A reporter for Patch.com filed a FOIA request with the Will County Sheriff's department for personnel records and photographs of a former deputy sheriff.  The county denied the request for photographs of the deputy sheriff on the basis that the photographs constitute "private information" under section 7(1)(b) of FOIA because they contain "biometric identifiers" that could be used to identify biological attributes.  The reporter appealed to the PAC.

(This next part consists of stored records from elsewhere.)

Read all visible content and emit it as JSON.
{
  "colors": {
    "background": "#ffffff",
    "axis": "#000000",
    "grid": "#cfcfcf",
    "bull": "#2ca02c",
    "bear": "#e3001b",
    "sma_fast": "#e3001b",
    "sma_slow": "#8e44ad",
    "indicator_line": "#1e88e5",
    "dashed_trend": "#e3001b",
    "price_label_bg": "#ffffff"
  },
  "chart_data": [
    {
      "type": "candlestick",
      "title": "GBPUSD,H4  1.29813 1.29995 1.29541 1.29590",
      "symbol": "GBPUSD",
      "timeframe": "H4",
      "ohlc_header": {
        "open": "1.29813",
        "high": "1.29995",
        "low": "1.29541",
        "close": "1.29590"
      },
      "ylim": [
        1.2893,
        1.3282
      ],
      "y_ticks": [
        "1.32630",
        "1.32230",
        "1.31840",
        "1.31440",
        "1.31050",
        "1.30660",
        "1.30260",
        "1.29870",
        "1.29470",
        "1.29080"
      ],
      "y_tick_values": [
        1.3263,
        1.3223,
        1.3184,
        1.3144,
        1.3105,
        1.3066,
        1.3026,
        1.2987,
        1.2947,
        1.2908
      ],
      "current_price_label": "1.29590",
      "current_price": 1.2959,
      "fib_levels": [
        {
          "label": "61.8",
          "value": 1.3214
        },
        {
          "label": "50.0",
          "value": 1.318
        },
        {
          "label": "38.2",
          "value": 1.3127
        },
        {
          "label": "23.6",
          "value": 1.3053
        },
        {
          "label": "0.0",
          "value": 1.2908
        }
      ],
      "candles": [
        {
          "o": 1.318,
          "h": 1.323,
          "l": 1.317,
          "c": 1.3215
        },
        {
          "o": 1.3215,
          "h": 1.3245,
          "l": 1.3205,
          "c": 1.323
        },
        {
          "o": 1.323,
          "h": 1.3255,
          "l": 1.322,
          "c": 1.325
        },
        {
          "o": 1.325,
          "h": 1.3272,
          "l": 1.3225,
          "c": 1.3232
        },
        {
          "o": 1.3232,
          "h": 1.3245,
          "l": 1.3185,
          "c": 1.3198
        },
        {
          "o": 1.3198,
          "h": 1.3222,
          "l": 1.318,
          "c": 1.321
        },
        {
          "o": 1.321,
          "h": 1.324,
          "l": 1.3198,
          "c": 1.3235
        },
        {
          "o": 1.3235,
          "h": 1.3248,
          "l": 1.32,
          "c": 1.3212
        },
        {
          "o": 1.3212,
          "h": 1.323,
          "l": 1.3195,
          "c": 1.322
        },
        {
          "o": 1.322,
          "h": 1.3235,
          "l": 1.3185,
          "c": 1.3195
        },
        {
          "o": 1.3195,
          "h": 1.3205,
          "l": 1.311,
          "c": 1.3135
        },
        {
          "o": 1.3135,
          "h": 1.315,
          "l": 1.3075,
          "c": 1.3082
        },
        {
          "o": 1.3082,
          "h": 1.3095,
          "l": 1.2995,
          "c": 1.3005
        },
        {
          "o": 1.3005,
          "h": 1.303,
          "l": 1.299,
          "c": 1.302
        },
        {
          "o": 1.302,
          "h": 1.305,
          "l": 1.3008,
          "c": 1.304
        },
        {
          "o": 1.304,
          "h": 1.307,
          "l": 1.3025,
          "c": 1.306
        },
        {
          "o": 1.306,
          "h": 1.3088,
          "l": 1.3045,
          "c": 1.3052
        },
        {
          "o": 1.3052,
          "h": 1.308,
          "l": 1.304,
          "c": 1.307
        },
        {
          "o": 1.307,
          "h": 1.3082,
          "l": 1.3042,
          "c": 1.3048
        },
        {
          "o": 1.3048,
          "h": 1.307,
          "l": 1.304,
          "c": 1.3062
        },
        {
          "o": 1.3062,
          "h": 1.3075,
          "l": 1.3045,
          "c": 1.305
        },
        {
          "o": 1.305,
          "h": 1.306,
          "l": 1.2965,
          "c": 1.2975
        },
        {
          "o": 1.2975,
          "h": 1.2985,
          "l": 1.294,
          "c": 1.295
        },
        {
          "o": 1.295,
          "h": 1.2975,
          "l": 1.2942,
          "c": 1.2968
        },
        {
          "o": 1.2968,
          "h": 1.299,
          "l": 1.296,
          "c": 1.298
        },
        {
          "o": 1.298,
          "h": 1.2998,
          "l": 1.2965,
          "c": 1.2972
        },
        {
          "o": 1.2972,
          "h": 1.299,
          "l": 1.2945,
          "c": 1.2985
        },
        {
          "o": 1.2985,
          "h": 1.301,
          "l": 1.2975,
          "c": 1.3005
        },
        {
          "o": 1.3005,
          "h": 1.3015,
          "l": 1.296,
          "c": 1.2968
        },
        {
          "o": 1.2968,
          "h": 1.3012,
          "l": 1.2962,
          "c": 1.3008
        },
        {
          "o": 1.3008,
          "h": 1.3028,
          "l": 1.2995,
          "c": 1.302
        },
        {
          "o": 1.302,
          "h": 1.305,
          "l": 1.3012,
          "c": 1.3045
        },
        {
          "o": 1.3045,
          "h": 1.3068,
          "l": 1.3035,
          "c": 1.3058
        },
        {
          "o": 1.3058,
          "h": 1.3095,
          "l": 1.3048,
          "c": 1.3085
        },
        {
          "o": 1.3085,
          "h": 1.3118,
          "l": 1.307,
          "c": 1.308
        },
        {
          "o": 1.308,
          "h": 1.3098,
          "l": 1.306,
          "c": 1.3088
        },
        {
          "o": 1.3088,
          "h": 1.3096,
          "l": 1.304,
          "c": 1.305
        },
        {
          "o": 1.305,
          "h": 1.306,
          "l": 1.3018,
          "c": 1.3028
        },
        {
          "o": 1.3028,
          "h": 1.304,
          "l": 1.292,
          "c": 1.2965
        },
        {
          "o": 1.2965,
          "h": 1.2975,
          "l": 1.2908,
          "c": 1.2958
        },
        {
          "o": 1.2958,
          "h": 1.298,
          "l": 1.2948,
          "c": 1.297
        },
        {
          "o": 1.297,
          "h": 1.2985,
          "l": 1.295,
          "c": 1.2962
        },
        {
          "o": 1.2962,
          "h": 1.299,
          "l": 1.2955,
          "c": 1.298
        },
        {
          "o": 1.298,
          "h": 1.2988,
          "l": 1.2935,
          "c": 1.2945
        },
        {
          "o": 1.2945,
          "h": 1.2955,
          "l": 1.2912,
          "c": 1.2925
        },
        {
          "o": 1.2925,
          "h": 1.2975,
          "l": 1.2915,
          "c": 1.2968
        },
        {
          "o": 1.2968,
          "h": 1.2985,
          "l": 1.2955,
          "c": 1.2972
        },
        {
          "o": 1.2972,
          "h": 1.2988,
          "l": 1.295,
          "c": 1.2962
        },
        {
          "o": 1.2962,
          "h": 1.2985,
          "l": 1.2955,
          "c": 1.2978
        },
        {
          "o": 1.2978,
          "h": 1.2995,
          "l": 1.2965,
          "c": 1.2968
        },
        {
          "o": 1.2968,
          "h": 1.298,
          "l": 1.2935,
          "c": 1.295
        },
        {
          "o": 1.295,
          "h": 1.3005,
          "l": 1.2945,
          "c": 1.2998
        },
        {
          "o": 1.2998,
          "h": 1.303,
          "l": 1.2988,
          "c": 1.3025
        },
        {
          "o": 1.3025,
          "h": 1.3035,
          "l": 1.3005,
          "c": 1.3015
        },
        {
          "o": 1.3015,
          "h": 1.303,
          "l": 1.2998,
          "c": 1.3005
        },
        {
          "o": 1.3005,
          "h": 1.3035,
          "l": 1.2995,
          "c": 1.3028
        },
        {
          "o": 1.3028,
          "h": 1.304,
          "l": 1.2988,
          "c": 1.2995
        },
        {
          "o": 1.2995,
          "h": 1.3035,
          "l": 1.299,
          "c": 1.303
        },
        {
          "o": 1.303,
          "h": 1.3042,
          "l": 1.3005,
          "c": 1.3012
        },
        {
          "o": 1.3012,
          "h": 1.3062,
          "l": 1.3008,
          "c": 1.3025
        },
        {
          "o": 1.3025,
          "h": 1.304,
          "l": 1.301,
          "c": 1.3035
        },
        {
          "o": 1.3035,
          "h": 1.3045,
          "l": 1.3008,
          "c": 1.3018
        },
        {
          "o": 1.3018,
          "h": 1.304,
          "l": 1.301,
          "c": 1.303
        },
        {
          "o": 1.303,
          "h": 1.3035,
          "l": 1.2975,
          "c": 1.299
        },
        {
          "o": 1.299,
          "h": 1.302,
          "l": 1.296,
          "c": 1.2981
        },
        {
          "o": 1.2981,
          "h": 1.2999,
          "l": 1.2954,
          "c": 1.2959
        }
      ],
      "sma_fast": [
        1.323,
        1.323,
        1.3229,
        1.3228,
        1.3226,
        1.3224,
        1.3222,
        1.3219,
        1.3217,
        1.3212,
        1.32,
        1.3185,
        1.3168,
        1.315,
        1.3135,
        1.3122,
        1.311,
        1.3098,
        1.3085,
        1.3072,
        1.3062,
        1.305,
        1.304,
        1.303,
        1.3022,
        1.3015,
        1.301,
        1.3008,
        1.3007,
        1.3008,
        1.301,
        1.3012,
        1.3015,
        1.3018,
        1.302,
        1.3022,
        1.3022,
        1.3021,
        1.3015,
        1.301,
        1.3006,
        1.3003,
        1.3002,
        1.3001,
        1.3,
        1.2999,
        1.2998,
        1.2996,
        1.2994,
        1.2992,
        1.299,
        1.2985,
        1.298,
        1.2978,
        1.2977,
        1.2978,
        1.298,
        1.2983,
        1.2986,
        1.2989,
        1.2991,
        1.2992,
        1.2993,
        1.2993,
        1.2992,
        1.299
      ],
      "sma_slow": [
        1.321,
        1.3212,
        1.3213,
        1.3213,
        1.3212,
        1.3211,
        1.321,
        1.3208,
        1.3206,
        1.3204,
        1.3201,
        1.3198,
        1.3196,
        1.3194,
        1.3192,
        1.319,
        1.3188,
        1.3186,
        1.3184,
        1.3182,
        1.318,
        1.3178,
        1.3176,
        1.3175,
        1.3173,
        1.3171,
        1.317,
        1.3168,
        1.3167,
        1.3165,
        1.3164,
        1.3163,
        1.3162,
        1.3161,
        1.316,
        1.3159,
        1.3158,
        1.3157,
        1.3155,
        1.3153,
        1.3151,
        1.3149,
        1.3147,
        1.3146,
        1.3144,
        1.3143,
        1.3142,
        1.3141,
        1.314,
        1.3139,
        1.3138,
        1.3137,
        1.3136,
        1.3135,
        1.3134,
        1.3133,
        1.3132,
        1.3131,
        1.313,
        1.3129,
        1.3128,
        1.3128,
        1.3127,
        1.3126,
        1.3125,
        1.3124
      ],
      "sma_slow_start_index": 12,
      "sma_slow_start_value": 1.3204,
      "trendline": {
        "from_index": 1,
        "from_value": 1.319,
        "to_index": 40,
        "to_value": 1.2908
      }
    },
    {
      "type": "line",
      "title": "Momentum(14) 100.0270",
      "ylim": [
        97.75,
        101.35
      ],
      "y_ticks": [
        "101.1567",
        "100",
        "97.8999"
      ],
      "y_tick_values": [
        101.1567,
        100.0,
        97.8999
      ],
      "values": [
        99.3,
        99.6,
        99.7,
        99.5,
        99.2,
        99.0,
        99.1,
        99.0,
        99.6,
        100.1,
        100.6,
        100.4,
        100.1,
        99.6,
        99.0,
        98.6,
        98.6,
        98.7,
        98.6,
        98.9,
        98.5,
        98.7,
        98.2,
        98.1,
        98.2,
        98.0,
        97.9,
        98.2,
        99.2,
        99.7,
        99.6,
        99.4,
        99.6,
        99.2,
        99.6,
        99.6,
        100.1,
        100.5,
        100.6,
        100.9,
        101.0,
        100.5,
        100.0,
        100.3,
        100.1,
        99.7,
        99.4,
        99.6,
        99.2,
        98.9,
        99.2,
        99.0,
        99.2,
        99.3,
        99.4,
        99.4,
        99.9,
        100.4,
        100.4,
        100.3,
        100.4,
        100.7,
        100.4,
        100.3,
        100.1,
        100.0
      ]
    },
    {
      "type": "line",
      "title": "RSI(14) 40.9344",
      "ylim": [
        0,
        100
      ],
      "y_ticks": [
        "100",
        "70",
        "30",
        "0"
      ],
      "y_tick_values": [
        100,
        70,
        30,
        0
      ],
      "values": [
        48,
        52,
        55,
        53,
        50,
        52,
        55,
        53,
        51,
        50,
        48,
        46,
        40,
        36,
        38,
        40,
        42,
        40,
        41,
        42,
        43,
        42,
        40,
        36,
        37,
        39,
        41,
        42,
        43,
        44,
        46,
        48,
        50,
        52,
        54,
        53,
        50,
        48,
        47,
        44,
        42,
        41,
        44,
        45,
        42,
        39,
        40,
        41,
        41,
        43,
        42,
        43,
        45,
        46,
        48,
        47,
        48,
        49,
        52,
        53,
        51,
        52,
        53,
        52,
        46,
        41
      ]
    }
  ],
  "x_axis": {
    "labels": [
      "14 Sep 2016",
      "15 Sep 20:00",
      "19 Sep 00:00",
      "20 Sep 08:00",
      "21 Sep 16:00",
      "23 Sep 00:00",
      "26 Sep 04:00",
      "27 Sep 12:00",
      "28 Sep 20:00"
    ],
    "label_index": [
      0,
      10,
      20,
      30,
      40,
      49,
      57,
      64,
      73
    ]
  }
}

The PAC first interpreted the term "biometric identifier," finding that it was limited to unique physical or behavioral characteristics that identify a person like a fingerprint or voice pattern.  The PAC determined that a photograph of the former deputy sheriff's head, face and shoulders was no different than a photograph on a drivers' license, and therefore did not focus on any unique physical attribute of the former employee.  The PAC also noted that the Biometric Information Privacy Act defines biometric identifier as "a retina or iris scan, fingerprint, voiceprint, or scan of hand or face geometry" and expressly excludes "writing samples, written signatures [and] photographs."  Further, the PAC noted that the definition of "private information" in FOIA did not specifically list photographs.  

The PAC concluded that photographs are not "biometric identifiers" exempt from release under 7(1)(b), and the county must release the photographs to the reporter.